夏樹は、審判に気取られないように6番のユニフォーム、その背中を引っ張り、体制を崩させた。一瞬よろめいた6番の隙をつき、再度落下地点に入りボールをトラップする。

(これを抑えれば、チャンスが来る……!)

しかし、ボールが纏った落下エネルギーは想像よりも強く、夏樹の足の甲にあたると大きくピッチの外へと向かって弾んでいった。夏樹が駆け出すも、すんでのところでサイドラインを割ってしまった。そのまま、相手に時間稼ぎをさせないためにもボールを取りにピッチの外に出る。すると、松葉杖をついた黒の半袖シャツと、黒のスラックス を着た私服姿の青年がボールを持っていることに気づいた。

「長谷川、先輩……」

数ヶ月ぶりに直接相対した長谷川の姿は、今朝見た夢での姿とも異なっており、一瞬夏樹は、彼を認識できなかった。こんがりと焼けていた肌は白く、ワックスで整えられた短髪も今は伸び、前髪が目にかかっているほどだ。そして、唯一変化のない綺麗な黒色の瞳が、真っ直ぐに夏樹の目を見つめている。

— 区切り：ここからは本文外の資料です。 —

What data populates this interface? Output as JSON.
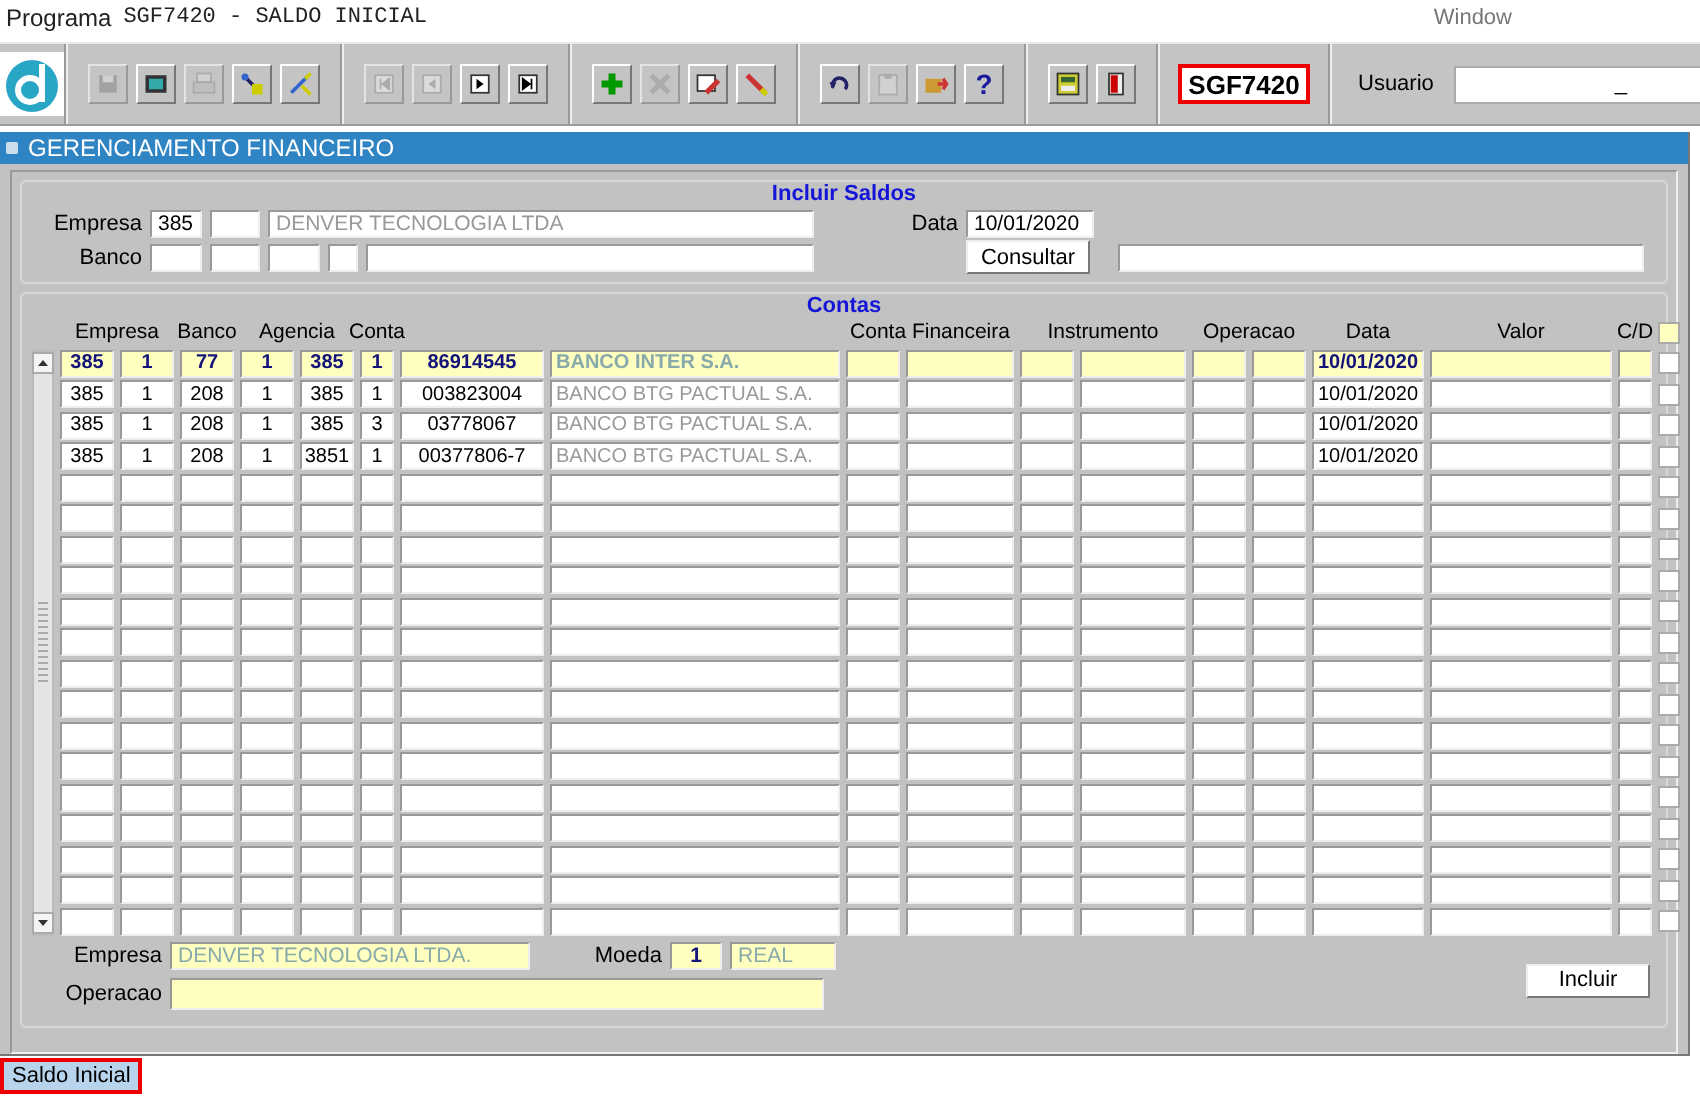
{
  "window": {
    "program_label": "Programa",
    "title": "SGF7420 - SALDO INICIAL",
    "menu": "Window"
  },
  "toolbar": {
    "groups": [
      [
        {
          "kind": "save",
          "disabled": true
        },
        {
          "kind": "screen",
          "disabled": false
        },
        {
          "kind": "print",
          "disabled": true
        },
        {
          "kind": "query",
          "disabled": false
        },
        {
          "kind": "wand",
          "disabled": false
        }
      ],
      [
        {
          "kind": "first",
          "disabled": true
        },
        {
          "kind": "prev",
          "disabled": true
        },
        {
          "kind": "next",
          "disabled": false
        },
        {
          "kind": "last",
          "disabled": false
        }
      ],
      [
        {
          "kind": "add",
          "disabled": false
        },
        {
          "kind": "delete",
          "disabled": true
        },
        {
          "kind": "record",
          "disabled": false
        },
        {
          "kind": "edit",
          "disabled": false
        }
      ],
      [
        {
          "kind": "undo",
          "disabled": false
        },
        {
          "kind": "paste",
          "disabled": true
        },
        {
          "kind": "export",
          "disabled": false
        },
        {
          "kind": "help",
          "disabled": false,
          "label": "?"
        }
      ],
      [
        {
          "kind": "calculator",
          "disabled": false
        },
        {
          "kind": "exit",
          "disabled": false
        }
      ]
    ],
    "program_code": "SGF7420",
    "user_label": "Usuario",
    "user_value": "_"
  },
  "section": {
    "title": "GERENCIAMENTO FINANCEIRO"
  },
  "incluir_saldos": {
    "title": "Incluir Saldos",
    "empresa_label": "Empresa",
    "empresa_code": "385",
    "empresa_name": "DENVER TECNOLOGIA LTDA",
    "banco_label": "Banco",
    "data_label": "Data",
    "data_value": "10/01/2020",
    "consultar_button": "Consultar"
  },
  "contas": {
    "title": "Contas",
    "columns": [
      "Empresa",
      "Banco",
      "Agencia",
      "Conta",
      "Conta Financeira",
      "Instrumento",
      "Operacao",
      "Data",
      "Valor",
      "C/D"
    ],
    "header_checked": false,
    "rows": [
      {
        "selected": true,
        "checked": false,
        "cells": [
          "385",
          "1",
          "77",
          "1",
          "385",
          "1",
          "86914545",
          "BANCO INTER S.A."
        ],
        "data": "10/01/2020"
      },
      {
        "selected": false,
        "checked": false,
        "cells": [
          "385",
          "1",
          "208",
          "1",
          "385",
          "1",
          "003823004",
          "BANCO BTG PACTUAL S.A."
        ],
        "data": "10/01/2020"
      },
      {
        "selected": false,
        "checked": false,
        "cells": [
          "385",
          "1",
          "208",
          "1",
          "385",
          "3",
          "03778067",
          "BANCO BTG PACTUAL S.A."
        ],
        "data": "10/01/2020"
      },
      {
        "selected": false,
        "checked": false,
        "cells": [
          "385",
          "1",
          "208",
          "1",
          "3851",
          "1",
          "00377806-7",
          "BANCO BTG PACTUAL S.A."
        ],
        "data": "10/01/2020"
      },
      {
        "selected": false,
        "checked": false
      },
      {
        "selected": false,
        "checked": false
      },
      {
        "selected": false,
        "checked": false
      },
      {
        "selected": false,
        "checked": false
      },
      {
        "selected": false,
        "checked": false
      },
      {
        "selected": false,
        "checked": false
      },
      {
        "selected": false,
        "checked": false
      },
      {
        "selected": false,
        "checked": false
      },
      {
        "selected": false,
        "checked": false
      },
      {
        "selected": false,
        "checked": false
      },
      {
        "selected": false,
        "checked": false
      },
      {
        "selected": false,
        "checked": false
      },
      {
        "selected": false,
        "checked": false
      },
      {
        "selected": false,
        "checked": false
      },
      {
        "selected": false,
        "checked": false
      }
    ]
  },
  "footer": {
    "empresa_label": "Empresa",
    "empresa_value": "DENVER TECNOLOGIA LTDA.",
    "moeda_label": "Moeda",
    "moeda_code": "1",
    "moeda_name": "REAL",
    "operacao_label": "Operacao",
    "incluir_button": "Incluir"
  },
  "status_tab": {
    "label": "Saldo Inicial"
  }
}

 黒色って、なんて恐ろしい色なんだろう。そういえばこの前、世界史の授業で宇田が言ってたな。中世ヨーロッパでは僧侶や宣教師がこぞって黒色の服を着てたとか。確か、厳粛さや謙虚さ、後悔と反省を表して————

「夏樹」

試合中の分泌されたアドレナリンと現実逃避の情報が渦のように混ざった夏樹を遮るように、長谷川が声をかけ、ボールを片手で差し出した。

「全部、壊してくれ」

渦が止まり、夏樹は再度、長谷川を見つめる。すると長谷川には、昨年夏樹が共に自主練習に励んだ時に見せた、あの、夕陽のように柔らかな笑顔があった。

「……頼むよ」

「わ、わかりました」

夏樹は、断ることができなかった。何を壊して欲しいのか、そもそも自分に対してどのような感情を抱えているのかも尋ねる事もできぬまま、ピッチへと戻った。